During the sentencing hearing, Parks' trial counsel objected to the trial court's consideration of Parks' uncounseled guilty pleas in aggravation of punishment: a 1989 plea of guilty to burglary and his 1992 guilty pleas for misdemeanor theft by shoplifting and felony obstruction of an officer. Nothing in the trial court's oral ruling at the sentencing hearing, however, indicates that it considered the foregoing guilty pleas in fixing the length of Parks' sentence. Parks' appellate counsel conceded during the new trial hearing that the record was silent as to whether the trial court considered Parks' convictions entered upon the uncounseled guilty pleas, as above, and otherwise failed to affirmatively produce any evidence to demonstrate error in this regard. Thus, this claim lacks merit.
5. Parks argues that trial counsel was ineffective in (i) withdrawing his request to charge on the lesser included offense of cruelty to children in the third degree and (ii) failing to discover and impeach Hood with her prior conviction for misdemeanor theft by taking.
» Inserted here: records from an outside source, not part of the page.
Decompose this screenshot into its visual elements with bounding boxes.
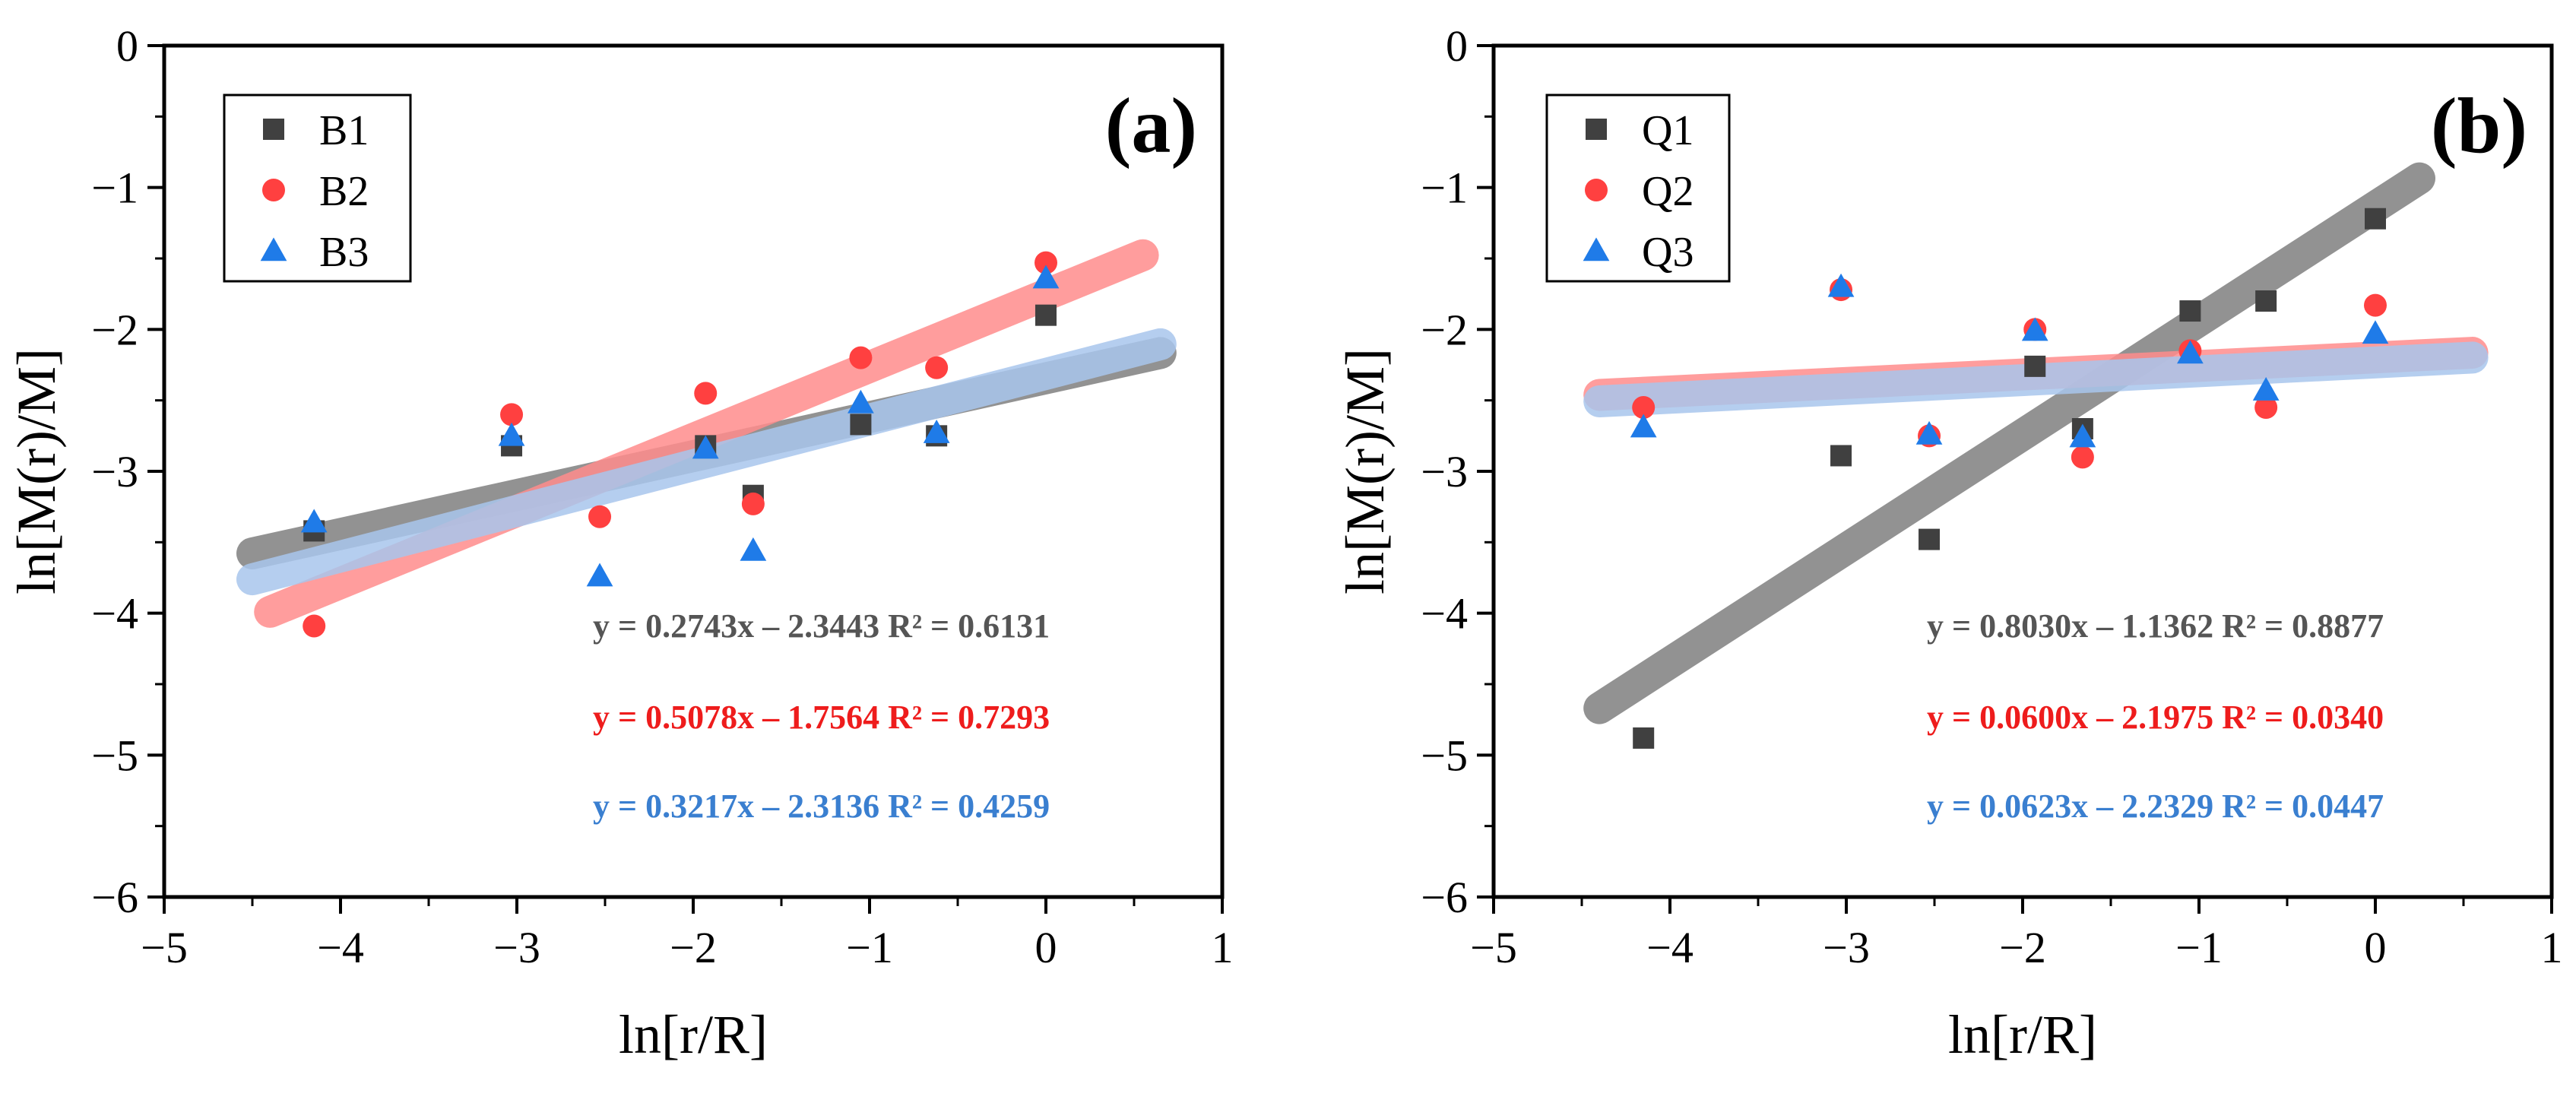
fit-equation-b2: y = 0.5078x – 1.7564 R² = 0.7293 [593, 699, 1050, 736]
point-b3 [692, 435, 719, 459]
y-tick-label: 0 [116, 21, 138, 71]
point-q3 [2069, 423, 2096, 448]
legend-label-b2: B2 [319, 168, 369, 215]
point-q1 [1633, 727, 1655, 749]
point-b2 [925, 356, 949, 379]
fit-line-b2 [254, 239, 1159, 628]
point-b3 [740, 537, 767, 561]
point-b3 [1032, 265, 1060, 289]
legend-marker-b3 [260, 237, 287, 261]
point-q1 [2255, 290, 2277, 312]
x-tick-label: −3 [1823, 923, 1870, 972]
x-tick-label: −2 [1999, 923, 2046, 972]
legend-marker-b1 [263, 119, 284, 140]
x-tick-label: −4 [317, 923, 364, 972]
fit-equation-q2: y = 0.0600x – 2.1975 R² = 0.0340 [1927, 699, 2384, 736]
point-q3 [1630, 414, 1657, 438]
y-tick-label: −5 [1421, 731, 1468, 780]
y-tick-label: −1 [1421, 163, 1468, 213]
legend-marker-q3 [1583, 237, 1610, 261]
y-tick-label: −2 [1421, 305, 1468, 354]
y-axis-title: ln[M(r)/M] [6, 348, 67, 594]
legend-label-q2: Q2 [1642, 168, 1694, 215]
legend-label-b3: B3 [319, 229, 369, 276]
point-q1 [1919, 528, 1941, 550]
x-tick-label: −3 [493, 923, 540, 972]
y-tick-label: 0 [1446, 21, 1468, 71]
y-tick-label: −6 [1421, 873, 1468, 922]
legend-marker-b2 [262, 179, 285, 201]
point-b2 [1035, 251, 1057, 274]
legend-label-q1: Q1 [1642, 107, 1694, 154]
point-q3 [2362, 320, 2389, 344]
point-b3 [300, 509, 328, 533]
fit-equation-q3: y = 0.0623x – 2.2329 R² = 0.0447 [1927, 788, 2384, 825]
point-b2 [500, 403, 524, 426]
legend-box [223, 94, 412, 283]
legend-marker-q2 [1585, 179, 1608, 201]
y-tick-label: −6 [91, 873, 138, 922]
point-q2 [2254, 396, 2278, 419]
point-q2 [2364, 293, 2387, 317]
point-b2 [849, 346, 873, 369]
point-q1 [2179, 300, 2201, 322]
x-tick-label: −1 [846, 923, 893, 972]
panel-b: −5 −4 −3 −2 −1 0 10−1−2−3−4−5−6ln[r/R]ln[M(r)/… [1335, 21, 2563, 1065]
point-b3 [498, 422, 525, 446]
point-b1 [850, 414, 872, 436]
x-tick-label: −1 [2175, 923, 2223, 972]
point-q3 [1827, 273, 1855, 297]
y-axis-title: ln[M(r)/M] [1335, 348, 1396, 594]
x-axis-title: ln[r/R] [619, 1004, 768, 1065]
legend-box [1545, 94, 1731, 283]
point-q3 [2177, 340, 2204, 364]
legend-label-b1: B1 [319, 107, 369, 154]
x-axis-title: ln[r/R] [1948, 1004, 2097, 1065]
panel-label: (a) [1105, 82, 1197, 170]
point-q3 [2252, 376, 2280, 401]
y-tick-label: −1 [91, 163, 138, 213]
point-b3 [923, 419, 950, 443]
point-b1 [1035, 304, 1057, 326]
legend-marker-q1 [1586, 119, 1607, 140]
point-b2 [303, 614, 326, 638]
y-tick-label: −3 [91, 447, 138, 496]
y-tick-label: −2 [91, 305, 138, 354]
y-tick-label: −4 [1421, 589, 1468, 639]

We reject these arguments.
On a claim of ineffective assistance of counsel, "we accept the trial court's factual findings and credibility determinations unless clearly erroneous, but we independently apply the legal principles to the facts." (Footnote omitted.) Suggs v. State, 272 Ga. 85, 87 (4) ( 526 SE2d 347) (2000). "In order to succeed on a claim of ineffective assistance of counsel, appellant must show that counsel's performance was deficient and that, but for the deficient performance, there is a reasonable probability the outcome of the trial would have been different." (Citations omitted.) Martin v. State, 281 Ga. 778, 780 (3) ( 642 SE2d 837) (2007).
(a) Cruelty to children in the third degree.
[A] person commits the offense of cruelty to children in the third degree when: (1) Such person, who is the primary aggressor, intentionally allows a child under the age of 18 to witness the commission of a forcible felony [or] battery . . . or (2) Such person, who is the primary aggressor, having knowledge that a child under the age of 18 is present and sees or hears the act, commits a forcible felony . . . or battery.
OCGA § 16-5-70 (d). Here, the evidence did not support a charge on cruelty to children in the third degree because the evidence showed that C. W. was the victim of Parks' act of "chasing [C. W] with a metal rod[, and] threatening to hit the child with said rod," as alleged in the indictment, rather than a mere witness. Thus, trial counsel's withdrawal of the lesser included offense of cruelty to children in the third degree was not deficient. Martin, supra, 281 Ga. at 780 (3).
(b) Hood's prior conviction of misdemeanor theft by taking. Parks contends that his trial counsel was ineffective in failing to discover and impeach Hood with her prior conviction for misdemeanor theft by taking. We are not persuaded.
During the motion for new trial hearing, Parks introduced into evidence a certified copy of Hood's conviction for misdemeanor theft by taking and submitted the affidavit of his trial counsel, who stated that his failure to find, obtain certified copies of, or utilize Hood's prior convictions was not strategic. Despite this evidence, Parks failed to show that Hood's conviction for theft by taking involved fraud or deceit and that such conviction would have been admitted for impeachment purposes. See McClain v. State, 301 Ga. App. 844, 848-849 (2) ( 689 SE2d 126) (2010) (although defendant introduced certified copies of a witness' conviction for misdemeanor theft at motion for new trial hearing, he made no effort to show that such crime involved fraud or deceit; thus, defendant failed to show that his trial counsel was deficient for not offering the conviction as impeachment evidence at trial). As such, Parks has failed to show that his trial counsel performed deficiently. Martin, supra, 281 Ga. at 780 (3).
Judgment affirmed. Phipps, P.J., and Johnson, J., concur.